Correspondance de Voltaire/1750/Lettre 2162

Correspondance de Voltaire/1750
Correspondance : année 1750, Texte établi par Condorcet, GarnierŒuvres complètes de Voltaire, tome 37 (p. 217-218).

2162. — À MADAME DENIS.
À Berlin, au château, le 26 décembre.

Je vous écris à côté d’un poêle, la tête pesante et le cœur triste, en jetant les yeux sur la rivière de la Sprée, parce que la Sprée tombe dans l’Elbe, l’Elbe dans la mer, et que la mer reçoit la Seine, et que notre maison de Paris est assez près de cette rivière de Seine ; et je dis : Ma chère enfant, pourquoi suis-je dans ce palais, dans ce cabinet qui donne sur cette Sprée, et non pas au coin de notre feu ? Rien n’est plus beau que la décoration du palais du soleil dans Phaéton. Mlle Astrua[1] est la plus belle voix de l’Europe ; mais fallait-il vous quitter pour un gosier à roulades et pour un roi ? Que j’ai de remords, ma chère enfant ! que mon bonheur est empoisonné ! que la vie est courte ! qu’il est triste de chercher le bonheur loin de vous ! et que de remords si on le troure !

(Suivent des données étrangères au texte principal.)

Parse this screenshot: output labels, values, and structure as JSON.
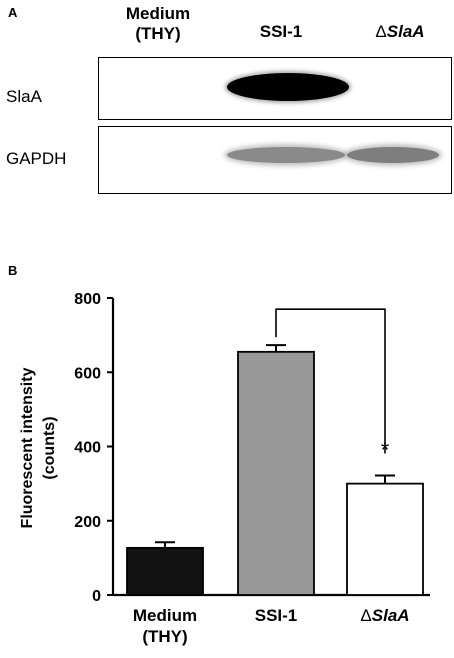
{
  "panel_a": {
    "label": "A",
    "lanes": [
      {
        "line1": "Medium",
        "line2": "(THY)"
      },
      {
        "line1": "SSI-1",
        "line2": ""
      },
      {
        "prefix": "Δ",
        "name": "SlaA"
      }
    ],
    "rows": [
      {
        "label": "SlaA",
        "band_intensity": [
          0.0,
          1.0,
          0.05
        ]
      },
      {
        "label": "GAPDH",
        "band_intensity": [
          0.0,
          0.55,
          0.6
        ]
      }
    ]
  },
  "panel_b": {
    "label": "B"
  },
  "chart_data": {
    "type": "bar",
    "categories": [
      "Medium (THY)",
      "SSI-1",
      "ΔSlaA"
    ],
    "category_lines": [
      [
        "Medium",
        "(THY)"
      ],
      [
        "SSI-1"
      ],
      [
        "Δ",
        "SlaA"
      ]
    ],
    "values": [
      127,
      655,
      300
    ],
    "errors": [
      15,
      18,
      22
    ],
    "bar_colors": [
      "#111111",
      "#999999",
      "#ffffff"
    ],
    "ylabel_lines": [
      "Fluorescent intensity",
      "(counts)"
    ],
    "ylim": [
      0,
      800
    ],
    "yticks": [
      0,
      200,
      400,
      600,
      800
    ],
    "significance": {
      "from": 1,
      "to": 2,
      "marker": "*"
    },
    "grid": false
  }
}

Je suis à peine convalescent ; comment partir ? Le char d’Apollon s’embourberait dans les neiges détrempées de pluie qui couvrent le Brandebourg. Attendez-moi, aimez-moi, recevez-moi, consolez-moi, et ne me grondez pas. Ma destinée est d’avoir affaire à Rome, de façon ou d’autre. Ne pouvant y aller, je vous envoie Rome en tragédie, par le courrier de Hambourg, telle que je l’ai retouchée ; que cela serve du moins à amuser les douleurs communes de notre éloignement. J’ai bien peur que vous ne soyez pas trop contente du rôle d’Aurélie. Vous autres femmes vous êtes accoutumées à être le premier mobile des tragédies, comme vous l’êtes de ce monde. Il faut que vous soyez amoureuses comme des folles, que vous ayez des rivales, que vous fassiez des rivaux ; il faut qu’on vous adore, qu’on vous tue, qu’on vous regrette, qu’on se tue avec vous. Mais, mesdames, Cicéron et Caton ne sont pas galants ; César et Catilina couchaient avec vous, j’en conviens, mais assurément ils n’étaient pas gens à se tuer pour vous. Ma chère enfant, je veux que vous vous fassiez homme pour lire ma pièce. Envoyez prier l’abbé d’Olivet de vous prêter son bonnet de nuit, sa robe de chambre, et son Cicéron, et lisez Rome sauvée dans cet équipage.

Pendant que vous vous arrangerez pour gouverner la république romaine sur le théâtre de Paris, et pour travestir en Caton et en Cicéron nos comédiens, je continuerai paisiblement à travailler au Siècle de Louis XIV, et je donnerai à mon aise les batailles de Nervinde et d’Hochstedt. Variété, c’est ma devise[2]. J’ai besoin de plus d’une consolation. Ce ne sont point les rois, ce sont les belles-lettres qui la donnent.

  1. Voyez lettre 2114.
  2. Voyez La Fontaine : le Pâté d’anguille.